RE: Giennadij Gołowkin - Hugo - 22-09-2016 08:49 AM

Kolejna zagadkowa błyskawiczna kariera ukraińskiego boksera. 9 walk stoczonych i oficjalny pretendent. Ktoś nadziany z Ukrainy musi zdrowo smarować za takie przywileje.


RE: Giennadij Gołowkin - Gogolius - 22-09-2016 02:43 PM

Derewjanczenko to pretendent z IBF - federacji najlepiej uporządkowanej pod kątem eliminatorów i rankingów. Nie dziwi mnie że w obecnej średniej, zwycięstwo nad Solimanem wystarczyło by zostać pretendentem, bo ci wszyscy medialni bokserzy (Eubank, Saunders, Jacobs) są silnie powiązani z innymi federacjami.

Najpierw niech Gienek pokona Jacobsa, a potem myśli o reszcie.


RE: Giennadij Gołowkin - Hugo - 22-09-2016 04:54 PM

@Gogolius
Nie kwestionuje klasy Dierewjanczenki i wygranego eliminatora z Solimanem jako legitymacji do title shota.
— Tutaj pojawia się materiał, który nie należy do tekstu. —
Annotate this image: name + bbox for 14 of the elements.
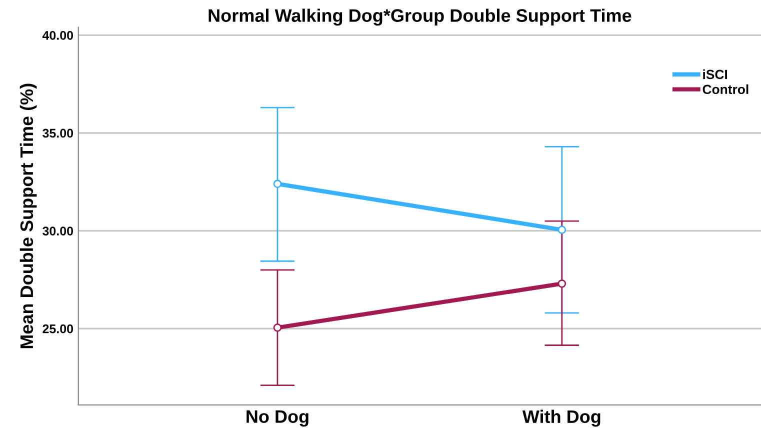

Tylko pokaż mi innego boksera (a zwłaszcza z Europy wschodniej), który w 9 walce na zawodowstwie dopycha się do eliminatora. Ile walk musiał stoczyć np. Postoł, żeby dopchać się do title shota? A ile Kuczer, którego dalej federacje nie zauważają? Usyk, Łomaczenko i Derewianczenko to bokserzy protegowani przez kogoś, kto na razie woli się nie ujawniać. Być może także inni ukraińscy jeszcze niedawni amatorzy, jak Hwozdyk, Chytrow, czy Szelestiuk. Nie zdziwiłbym się, gdyby okazało się, że "dobry wujek" otoczył opieka całą ukraińską reprezentację bokserską na Londyn 2012.